Nadia Mulya memberi kesan tentang kegiatan pd media/
Foto/ Ratih
"Kantong Plastik Berbayar" atau #Pay4Plastik sebenarnya bukan hal yang baru khususnya di retail-retail. Jika diperhatikan saat Kita berbelanja, pada struk pembayaran pasti ada tagihan yang dikenakan untuk setiap kantong plastik yang digunakan. Namun memang jumlahnya tidak besar, bahkan tidak mencapai Rp.100,-.

Lalu bagaimana jika kantong plastik dikenakan tarif Rp.500,- seperti yang akan diterapkan Circle-K di Kota Bandung mulai 21 Februari 2016 nanti? 

Perlu diketahui bahwa Kota Bandung adalah kota pertama di Indonesia yang membuat regulasi tentang pembatasan kantong plastik, yakni terdapat pada Perda nomor 17 tahun 2012 yang berjudul "Pengurangan Kantong Plastik". Menindak lanjuti hal tersebut beberapa lembaga lingkungan berkolaboraksi mewujudkan perda tersebut.

Kemeriahan #Pay4Plastik
Seperti misalnya yang dilaksanakan pada Minggu, 27 Desember 2015 kemarin.

Greeneration Foundation bersama Indonesia Diet Kantong Plastik & PT Circleka Utama mengadakan kegiatan peluncuran "Kantong Plastik Berbayar" atau ‪#‎Pay4Plastik‬ di kawasan Circle -K Dayang Sumbi, Dago-Bandung.

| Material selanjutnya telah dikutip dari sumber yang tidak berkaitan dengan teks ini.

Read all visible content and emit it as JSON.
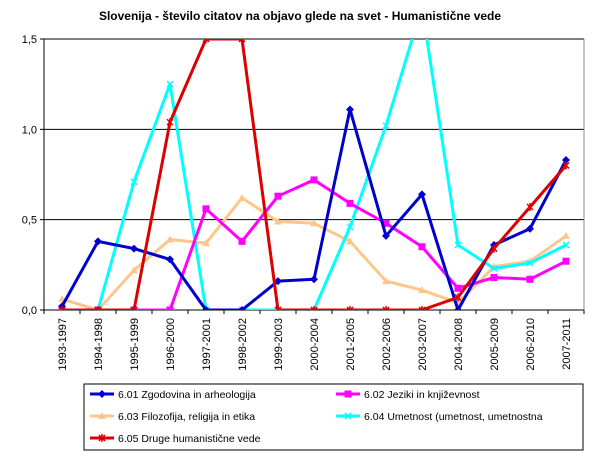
{
  "chart_data": {
    "type": "line",
    "title": "Slovenija - število citatov na objavo glede na svet - Humanistične vede",
    "xlabel": "",
    "ylabel": "",
    "ylim": [
      0,
      1.5
    ],
    "yticks": [
      "0,0",
      "0,5",
      "1,0",
      "1,5"
    ],
    "grid": "horizontal",
    "legend_position": "bottom",
    "categories": [
      "1993-1997",
      "1994-1998",
      "1995-1999",
      "1996-2000",
      "1997-2001",
      "1998-2002",
      "1999-2003",
      "2000-2004",
      "2001-2005",
      "2002-2006",
      "2003-2007",
      "2004-2008",
      "2005-2009",
      "2006-2010",
      "2007-2011"
    ],
    "series": [
      {
        "name": "6.01 Zgodovina in arheologija",
        "color": "#0000cc",
        "marker": "diamond",
        "values": [
          0.02,
          0.38,
          0.34,
          0.28,
          0.0,
          0.0,
          0.16,
          0.17,
          1.11,
          0.41,
          0.64,
          0.0,
          0.36,
          0.45,
          0.83
        ]
      },
      {
        "name": "6.02 Jeziki in književnost",
        "color": "#ff00ff",
        "marker": "square",
        "values": [
          0.0,
          0.0,
          0.0,
          0.0,
          0.56,
          0.38,
          0.63,
          0.72,
          0.59,
          0.48,
          0.35,
          0.12,
          0.18,
          0.17,
          0.27
        ]
      },
      {
        "name": "6.03 Filozofija, religija in etika",
        "color": "#ffc68c",
        "marker": "triangle",
        "values": [
          0.06,
          0.0,
          0.22,
          0.39,
          0.37,
          0.62,
          0.49,
          0.48,
          0.38,
          0.16,
          0.11,
          0.04,
          0.24,
          0.27,
          0.41
        ]
      },
      {
        "name": "6.04 Umetnost (umetnost, umetnostna",
        "color": "#00ffff",
        "marker": "x",
        "values": [
          0.0,
          0.0,
          0.71,
          1.25,
          0.0,
          0.0,
          0.0,
          0.0,
          0.46,
          1.02,
          1.68,
          0.36,
          0.23,
          0.26,
          0.36
        ]
      },
      {
        "name": "6.05 Druge humanistične vede",
        "color": "#dd0000",
        "marker": "star",
        "values": [
          0.0,
          0.0,
          0.0,
          1.04,
          1.5,
          1.5,
          0.0,
          0.0,
          0.0,
          0.0,
          0.0,
          0.07,
          0.34,
          0.57,
          0.8
        ]
      }
    ]
  }
}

Kegiatan yang berkolaboraksi dengan Kementrian Lingkungan Hidup dan Kehutanan (KLHK) & Badan Pengelola Lingkungan Hidup (BPLH) Kota Bandung ini pun diikuti berbagai komunitas.

Seperti Komuitas pesepeda Bike to Campus Bandung, Earth Hour Bandung, AIESEC LC Bandung, Bandung Clean Action, Hilo Green Community Bandung.
Peserta dari berbagai kalangan/ Foto: Ratih
Tidak hanya itu, peserta dari kalangan umum pun berdatangan mengikuti berbagai rangkaian kemeriahan peluncuran #Pay4Plastik tersebut.

Rangkaian acara yang berlangsung selama tiga jam ini diisi dengan berbagai aktifitas. 
Seperti salah satunya pameran media edukasi & kampanye‪#‎DietKAntongPlastik‬Setiap peserta atau pun pengunjung akan melihat berbagai jenis media informasi yang dipamerkan di kawasan kegiatan.

Media-Media Pameran/ Foto: Ratih
Media-media tersebut berisikan informasi tentang latar belakang kegiatan #Pay4Plastik diadakan. 

Seperti misalnya informasi tentang bahaya kantong plastik, negara-negara yang sudah menerapkan regulasi Kantong Plastik Berbayar, hingga solusi yang dapat dilakukan bersama guna menekan penggunaan kantong plastik di Indonesia.

Selain pameran kegiatan tersebut juga semakin meriah dengan adanya lomba masak antar komunitas. 

Tercatat 10 komunitas mengikuti kompetisi yang berlangsung 45 menit tersebut. Uniknya, selain rasa dan tampilan yang harus menarik, bahan-bahan yang digunakan diwajibkan agar seminim mungkin menambah produksi plastik. Peserta pun ditantang untuk memasak dengan bahan-bahan yang ramah lingkungan.

Peserta Komunitas Mengikuti Lomba Masak/ Foto: Ratih
Tidak hanya itu, beberapa public figure & pemerintah juga ikut memeriahkan kegiatan #Pay4Plastik tersebut. Seperti misalnya Nadia Mulya yang juga turut serta berkampanye dan menjadi dewan juri dalam lomba masak.

Dalam kegiatan tersebut juga diisi dengan kampanye dan dukungan dari beberapa pendukung kegiatan #Pay4Plastik, seperti turut hadirnya corporate affair Circle-K, Dir.Persampahan-KLHK, Kepala BPLH Kota Bandung, & Koordinator Eksekutif GIDKP.

Penghargaan Kepada Komunitas/ Foto: Ratih
Kegiatan diakhiri dengan pemberian penghargaan pada komunitas-komunitas pegiat lingkungan khususnya yang bersama-sama mengkampanyekan diet kantong plastik, dan peluncuran program Red Goes Green 2016.

Selain menginformasikan kepada publik mengenai program yang akan diterapkan Circle-K yaitu menerapkan kebijakan kantong plastik berbayar mulai 21 Februari 2016, kegiatan ini pun diadakan untuk meningkatkan kesadaran masyarakat akan bahaya penggunaan kantong plastik.